Australian Chamber Orchestra, Tognetti, Milton Court review - from Beethoven to didgeridoo | reviews, news & interviews
Australian Chamber Orchestra, Tognetti, Milton Court review - from Beethoven to didgeridoo
Australian Chamber Orchestra, Tognetti, Milton Court review - from Beethoven to didgeridoo
Combining indigenous Australian music with reimagined European classics
I’ve not heard a didgeridoo in concert before so was grateful to the Australian Chamber Orchestra for giving me the opportunity, as part of a busy programme at Milton Court last night.
The ACO has a reputation for innovative programming and last night’s was a good example. The eclectic range of music on offer had several strands – perhaps too many for complete coherence? – but the playing was excellent and the evening raced by. Given the programme clearly reflected the individual passions of the artistic director, I would have welcomed Tognetti speaking about the pieces he chose – I am increasingly of the view that performers speaking to their audience is a Good Thing and should happen more.

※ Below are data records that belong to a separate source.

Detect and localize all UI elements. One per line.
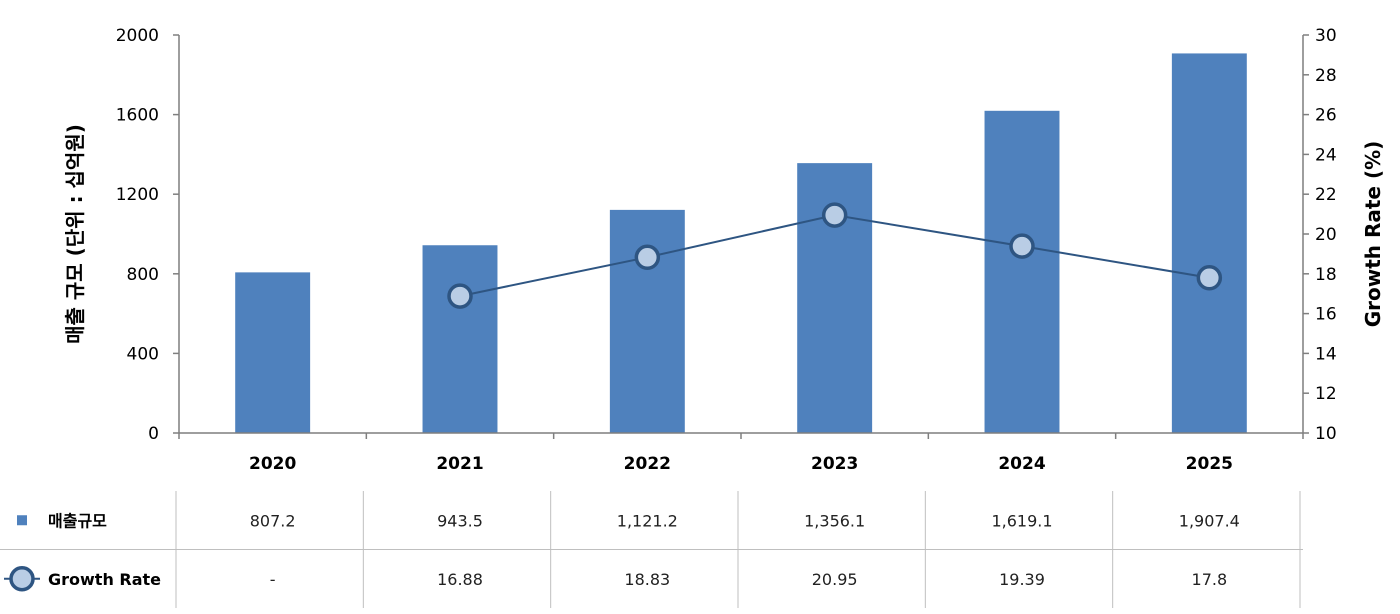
table-cell: 16.88 xyxy=(437,570,483,589)
x-tick-label: 2020 xyxy=(249,454,296,474)
table-cell: 1,907.4 xyxy=(1179,511,1240,530)
y-axis-title-left: 매출 규모 (단위 : 십억원) xyxy=(63,124,87,344)
bar-2020 xyxy=(235,272,311,433)
bar-2024 xyxy=(984,110,1060,433)
right-tick-label: 26 xyxy=(1315,106,1337,126)
left-tick-label: 2000 xyxy=(116,26,159,46)
right-tick-label: 28 xyxy=(1315,66,1337,86)
table-cell: - xyxy=(270,570,276,589)
right-tick-label: 10 xyxy=(1315,424,1337,444)
legend-key-bar xyxy=(17,515,27,526)
right-axis: 10 12 14 16 18 20 22 24 26 28 30 xyxy=(1302,26,1337,444)
bar-2022 xyxy=(609,209,685,433)
right-tick-label: 24 xyxy=(1315,145,1337,165)
bar-2025 xyxy=(1171,53,1247,433)
x-tick-label: 2021 xyxy=(436,454,483,474)
y-axis-title-right: Growth Rate (%) xyxy=(1361,141,1385,328)
x-tick-label: 2023 xyxy=(811,454,858,474)
x-tick-label: 2025 xyxy=(1186,454,1233,474)
growth-rate-point xyxy=(634,244,661,271)
growth-rate-point xyxy=(1009,233,1035,259)
left-axis: 0 400 800 1200 1600 2000 xyxy=(116,26,180,444)
table-cell: 17.8 xyxy=(1192,570,1228,589)
table-cell: 807.2 xyxy=(250,511,296,530)
table-cell: 1,619.1 xyxy=(991,511,1052,530)
right-tick-label: 18 xyxy=(1315,265,1337,285)
table-cell: 19.39 xyxy=(999,570,1045,589)
left-tick-label: 1600 xyxy=(116,106,159,126)
right-tick-label: 30 xyxy=(1315,26,1337,46)
legend-label-growth-rate: Growth Rate xyxy=(48,570,161,589)
right-tick-label: 22 xyxy=(1315,185,1337,205)
legend-label-bar: 매출규모 xyxy=(48,511,107,530)
x-tick-label: 2022 xyxy=(624,454,671,474)
right-tick-label: 16 xyxy=(1315,305,1337,325)
left-tick-label: 800 xyxy=(127,265,159,285)
left-tick-label: 400 xyxy=(127,344,159,364)
data-table: 매출규모 807.2 943.5 1,121.2 1,356.1 1,619.1 1,907… xyxy=(0,491,1303,608)
bar-series xyxy=(235,53,1247,433)
left-tick-label: 1200 xyxy=(116,185,159,205)
table-cell: 1,121.2 xyxy=(617,511,678,530)
left-tick-label: 0 xyxy=(148,424,159,444)
table-cell: 20.95 xyxy=(812,570,858,589)
growth-rate-point xyxy=(1196,265,1223,291)
x-axis: 2020 2021 2022 2023 2024 2025 xyxy=(178,432,1304,474)
right-tick-label: 20 xyxy=(1315,225,1337,245)
table-cell: 1,356.1 xyxy=(804,511,865,530)
table-cell: 18.83 xyxy=(624,570,670,589)
right-tick-label: 12 xyxy=(1315,384,1337,404)
x-tick-label: 2024 xyxy=(998,454,1045,474)
growth-rate-series xyxy=(447,202,1223,309)
right-tick-label: 14 xyxy=(1315,344,1337,364)
bar-2021 xyxy=(422,245,498,433)
table-cell: 943.5 xyxy=(437,511,483,530)
growth-rate-point xyxy=(447,283,473,309)
growth-rate-point xyxy=(821,202,848,228)
legend-key-marker xyxy=(9,566,35,592)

Barton and his didgeridoo came first, in two of his own compositions, Didge Fusion and Hypersonic. The first saw him playing the guitar and singing, gradually joined by the ensemble, before switching to didgeridoo for the second section of the piece. He moved to a bigger instrument for the second piece, which grabbed me rather more, Barton and his instrument acting as a kind of giant beatbox, adding both percussion and resonance to the active string music. It felt a shame that a mere ten minutes into the concert we had had all we were going to get of him.There was plenty else to come. Tom Adès’s Shanty – Over the Sea was, like the other recent Adès I have heard, cut from simpler cloth than the bells and whistles of his early music. It eschewed his customary metrical fun-and-games, having a pulse virtually throughout, on bass and cello (perhaps a nod to the ACO not having a conductor). It followed an Adés archetype by starting out in the most straightforward terms, before expanding to a teeming climax that reminded me of Tippett. I enjoyed it – but wasn’t quite sure how it fitted into the programme.
The theme elsewhere was music reimagined for string ensemble. Perhaps the highlight of the whole concert was Ruth Crawford Seeger’s Andante, an arrangement of a movement from her string quartet of 1930. Its pulsing, swelling chords, opening out from clusters to a broader harmony through the music’s five minute span sounded essentially modern despite being nearly a century old. Astringent, but deliciously so. Alongside that George Walker’s Lyric for Strings, similarly expanded from a quartet, with its obvious nods to the Barber Adagio, lacked that piece’s depth. Tognetti wisely kept it moving, no wallowing allowed.
The two centrepieces were also adaptions. Janáček’s Kreutzer Sonata quartet, in string orchestra garb, was overflowing with drama, but the arrangement, although making the big moments bigger, lost the individuated angst of the quartet original. I loved Tognetti’s beseeching solo in the fourth movement, questioning phrases to which the ensemble never quite give an answer.
Beethoven’s Violin Sonata no.9, traditionally known as the Kreutzer, was here renamed by Tognetti as the Bridgetower, in honour of its originally intended dedicatee, the black British violinist George Bridgetower. He gave the first performance and only had his name removed from the title page after falling out with Beethoven over a woman. Tognetti’s arrangement played up the violin concerto aspect of the music, and the reimagining of the piano part for strings was stylishly done. It also made it sound less Beethoveny – maybe because Beethoven just didn’t write for string orchestra. Tognetti was by turns heroic and pensive, charmingly mercurial, leading the way as the very fast, ferocious finale raced to an irresistible ending.